One feels both hope and hesitancy as they watch a mother nervously adjust her scarf as she walks her daughter into a vaccination room. It takes a few seconds to inject. Years pass during the protection. However, the choice seems more significant than the present.
The HPV vaccine is also a part of a larger social change. In the past, screening methods such as Pap smears, follow-ups, and early detection were crucial to the prevention of cervical cancer. By preventing infection before aberrant cells even form, vaccination alters that equation. It shifts the conflict upstream.
Regardless of vaccination status, some critics contend that routine screening should always be a top priority, and they are correct. Although vaccination lowers risk, it does not take away from the need for caution. There are rarely absolutes in public health. It provides probabilities.

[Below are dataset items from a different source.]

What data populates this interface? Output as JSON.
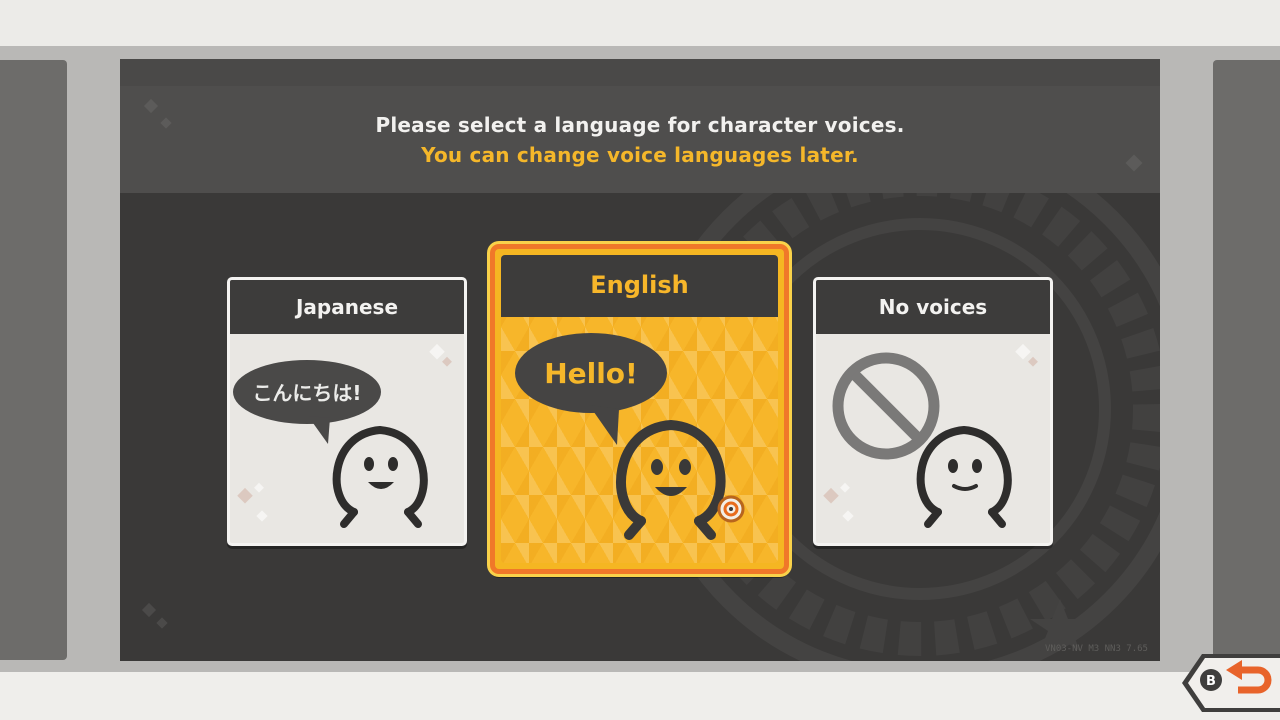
{
  "header": {
    "prompt": "Please select a language for character voices.",
    "subprompt": "You can change voice languages later."
  },
  "options": [
    {
      "label": "Japanese",
      "bubble": "こんにちは!",
      "icon": "character-talking-icon"
    },
    {
      "label": "English",
      "bubble": "Hello!",
      "icon": "character-talking-icon",
      "selected": true
    },
    {
      "label": "No voices",
      "icon": "no-voice-prohibited-icon"
    }
  ],
  "footer": {
    "back_button": {
      "key": "B",
      "icon": "return-arrow-icon"
    }
  },
  "colors": {
    "accent_yellow": "#f5b72a",
    "selected_border": "#f07829",
    "panel_dark": "#3a3938"
  }
}
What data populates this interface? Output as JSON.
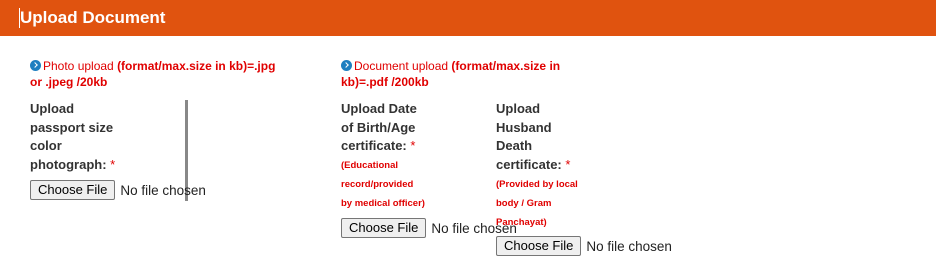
{
  "header": {
    "title": "Upload Document"
  },
  "photo": {
    "head_normal": "Photo upload ",
    "head_bold_1": "(format/max.size in kb)=.jpg",
    "head_bold_2": "or .jpeg /20kb",
    "label_lines": [
      "Upload",
      "passport size",
      "color",
      "photograph:"
    ],
    "required_mark": "*",
    "file_button": "Choose File",
    "file_status": "No file chosen"
  },
  "document": {
    "head_normal": "Document upload ",
    "head_bold_1": "(format/max.size in",
    "head_bold_2": "kb)=.pdf /200kb",
    "birth": {
      "label_lines": [
        "Upload Date",
        "of Birth/Age",
        "certificate:"
      ],
      "required_mark": "*",
      "note_lines": [
        "(Educational",
        "record/provided",
        "by medical officer)"
      ],
      "file_button": "Choose File",
      "file_status": "No file chosen"
    },
    "husband": {
      "label_lines": [
        "Upload",
        "Husband",
        "Death",
        "certificate:"
      ],
      "required_mark": "*",
      "note_lines": [
        "(Provided by local",
        "body / Gram",
        "Panchayat)"
      ],
      "file_button": "Choose File",
      "file_status": "No file chosen"
    }
  },
  "colors": {
    "header_bg": "#e0530f",
    "required": "#e00000",
    "info_icon": "#1e7fc0"
  }
}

The trajectory is encouraging, though.
Over 150 nations have included HPV vaccination in their national immunization programs. Access and affordability are being improved by single-dose approaches, especially in low- and middle-income countries. Global health investors, including collaborations like Gavi, appear to think that consistent funding could hasten coverage, especially in areas with the greatest burden.
It is difficult to deny that the HPV vaccine holds a unique place in medicine as a preventative measure that, with a straightforward injection administered during adolescence, can significantly lower the risk of developing a serious cancer. Interventions are rarely that straightforward.
However, progress hinges on an intangible: the willingness of all.